How do you solve $x+\dfrac{1}{x}=7$?

Answer 1

Hint: In this question we have the expression in the form of the addition of a linear term and a fraction. We will first take the lowest common multiple of the terms in the left-hand side and then use cross multiplication to rearrange the terms and simplify the expression by using the quadratic formula which is $({{x}_{1}},{{x}_{2}})=\dfrac{-b\pm \sqrt{{{b}^{2}}-4ac}}{2a}$, Where $({{x}_{1}},{{x}_{2}})$ are the roots of the equation and $a,b,c$ are the coefficients of the quadratic equation.

Complete step by step solution:
We have the expression as:
$\Rightarrow x+\dfrac{1}{x}=7$
On taking the lowest common multiple in the left-hand side of the expression, we get:
$\Rightarrow \dfrac{{{x}^{2}}+1}{x}=7$
On transferring the term $x$ from the left-hand side to the right-hand side, we get:
$\Rightarrow {{x}^{2}}+1=7x$
On transferring the term $7x$ from the right-hand side to the left-hand side, we get:
$\Rightarrow {{x}^{2}}-7x+1=0$
Now the above expression is in the form of a quadratic equation which has the coefficients as:
In this question we have:
$a=1$
$b=-7$
$c=1$
On substituting the values in the formula, we get:
$\Rightarrow ({{x}_{1}},{{x}_{2}})=\dfrac{-7\pm \sqrt{{{\left( -7 \right)}^{2}}-4(1)(1)}}{2(1)}$
On simplifying the root, we get:
$\Rightarrow ({{x}_{1}},{{x}_{2}})=\dfrac{-7\pm \sqrt{49-4}}{2(1)}$
On simplifying the denominator, we get:
$\Rightarrow ({{x}_{1}},{{x}_{2}})=\dfrac{-7\pm \sqrt{49-4}}{2}$
On simplifying the terms in the square root, we get:
\[\Rightarrow ({{x}_{1}},{{x}_{2}})=\dfrac{-7\pm \sqrt{45}}{2}\]
Now we can write the term $45$ as a product of $5\times 3\times 3$, on substituting, we get:
\[\Rightarrow ({{x}_{1}},{{x}_{2}})=\dfrac{-7\pm \sqrt{5\times 3\times 3}}{2}\]
On taking the term $3$ out of the square root, we get:
\[\Rightarrow ({{x}_{1}},{{x}_{2}})=\dfrac{-7\pm 3\sqrt{5}}{2}\]
Therefore, the value is \[{{x}_{1}}=\dfrac{-7+3\sqrt{5}}{2}\] and \[{{x}_{2}}=\dfrac{-7-3\sqrt{5}}{2}\], which is the required solution.

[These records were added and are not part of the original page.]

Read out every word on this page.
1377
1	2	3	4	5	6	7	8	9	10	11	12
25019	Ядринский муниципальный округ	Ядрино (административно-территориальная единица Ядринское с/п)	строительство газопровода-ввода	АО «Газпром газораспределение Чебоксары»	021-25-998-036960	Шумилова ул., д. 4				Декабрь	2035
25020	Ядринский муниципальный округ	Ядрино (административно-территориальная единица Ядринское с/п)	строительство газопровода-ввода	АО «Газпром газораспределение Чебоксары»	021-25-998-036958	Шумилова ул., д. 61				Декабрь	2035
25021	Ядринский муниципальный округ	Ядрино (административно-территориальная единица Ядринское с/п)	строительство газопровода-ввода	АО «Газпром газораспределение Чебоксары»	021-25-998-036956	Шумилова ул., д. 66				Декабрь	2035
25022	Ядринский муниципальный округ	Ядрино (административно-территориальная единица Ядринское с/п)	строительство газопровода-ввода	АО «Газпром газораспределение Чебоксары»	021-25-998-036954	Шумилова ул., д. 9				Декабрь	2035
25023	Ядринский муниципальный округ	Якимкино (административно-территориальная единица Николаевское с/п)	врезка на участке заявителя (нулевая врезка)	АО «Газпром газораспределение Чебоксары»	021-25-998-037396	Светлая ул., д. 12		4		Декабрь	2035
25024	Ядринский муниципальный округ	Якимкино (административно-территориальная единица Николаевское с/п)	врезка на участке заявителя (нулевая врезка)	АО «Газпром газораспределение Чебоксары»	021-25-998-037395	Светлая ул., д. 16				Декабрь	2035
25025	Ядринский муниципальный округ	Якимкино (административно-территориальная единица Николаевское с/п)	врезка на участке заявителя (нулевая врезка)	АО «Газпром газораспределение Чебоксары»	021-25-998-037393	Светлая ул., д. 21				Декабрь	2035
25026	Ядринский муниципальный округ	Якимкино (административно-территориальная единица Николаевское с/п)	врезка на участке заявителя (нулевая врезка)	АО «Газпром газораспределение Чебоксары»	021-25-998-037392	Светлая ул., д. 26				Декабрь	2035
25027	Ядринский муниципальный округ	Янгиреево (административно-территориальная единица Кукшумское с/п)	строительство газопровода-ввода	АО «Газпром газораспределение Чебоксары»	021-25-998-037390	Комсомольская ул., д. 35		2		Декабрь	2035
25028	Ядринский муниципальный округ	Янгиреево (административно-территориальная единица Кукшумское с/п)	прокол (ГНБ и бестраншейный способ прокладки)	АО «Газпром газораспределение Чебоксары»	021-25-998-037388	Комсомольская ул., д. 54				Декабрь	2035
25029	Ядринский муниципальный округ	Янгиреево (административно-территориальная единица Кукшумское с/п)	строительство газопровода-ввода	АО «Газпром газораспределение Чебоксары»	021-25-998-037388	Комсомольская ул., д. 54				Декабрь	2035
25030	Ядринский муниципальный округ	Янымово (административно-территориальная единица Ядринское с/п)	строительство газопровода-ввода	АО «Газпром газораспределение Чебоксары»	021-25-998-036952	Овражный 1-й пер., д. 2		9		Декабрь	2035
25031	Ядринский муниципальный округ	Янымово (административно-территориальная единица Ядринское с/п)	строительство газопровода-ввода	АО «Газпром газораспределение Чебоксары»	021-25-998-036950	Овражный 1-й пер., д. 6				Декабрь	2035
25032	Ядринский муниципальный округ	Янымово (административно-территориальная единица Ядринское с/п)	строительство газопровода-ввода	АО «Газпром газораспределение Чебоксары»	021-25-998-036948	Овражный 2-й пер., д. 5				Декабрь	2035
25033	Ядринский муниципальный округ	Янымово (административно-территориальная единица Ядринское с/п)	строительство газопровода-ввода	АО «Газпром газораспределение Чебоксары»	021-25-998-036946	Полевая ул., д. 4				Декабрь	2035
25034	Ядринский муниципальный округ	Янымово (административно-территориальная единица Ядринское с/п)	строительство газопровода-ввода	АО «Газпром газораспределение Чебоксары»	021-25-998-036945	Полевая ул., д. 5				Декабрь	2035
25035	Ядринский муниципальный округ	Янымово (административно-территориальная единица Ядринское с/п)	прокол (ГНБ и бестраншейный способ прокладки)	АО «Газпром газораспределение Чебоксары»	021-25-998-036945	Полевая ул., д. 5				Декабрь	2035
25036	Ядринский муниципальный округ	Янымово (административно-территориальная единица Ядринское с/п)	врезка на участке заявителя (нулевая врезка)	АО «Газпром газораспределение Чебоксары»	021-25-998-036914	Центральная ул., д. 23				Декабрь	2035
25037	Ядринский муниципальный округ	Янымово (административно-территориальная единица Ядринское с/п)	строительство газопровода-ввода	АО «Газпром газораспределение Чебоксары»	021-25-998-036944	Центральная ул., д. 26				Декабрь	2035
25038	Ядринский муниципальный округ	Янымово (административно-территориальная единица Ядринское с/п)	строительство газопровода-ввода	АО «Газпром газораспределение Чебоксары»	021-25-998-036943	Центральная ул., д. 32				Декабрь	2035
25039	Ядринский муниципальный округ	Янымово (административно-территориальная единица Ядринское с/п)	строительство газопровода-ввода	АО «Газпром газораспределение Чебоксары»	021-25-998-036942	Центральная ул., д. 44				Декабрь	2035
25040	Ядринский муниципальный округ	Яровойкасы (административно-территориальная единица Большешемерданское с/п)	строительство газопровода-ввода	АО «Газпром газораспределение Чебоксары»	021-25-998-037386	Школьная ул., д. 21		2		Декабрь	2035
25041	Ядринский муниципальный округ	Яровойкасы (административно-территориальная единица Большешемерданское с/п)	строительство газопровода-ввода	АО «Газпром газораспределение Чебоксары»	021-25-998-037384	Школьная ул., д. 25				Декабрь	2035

Note: It is to be remembered that while cross multiplying when a term which is multiplication and division will change into division and multiplication respectively. Similarly, when a term which is positive or negative when transferred across the $=$ sign will become negative or positive respectively. In this question we have the roots in the real form, if the value of the determinant is lesser than zero, then the quadratic equation is called to have complex roots.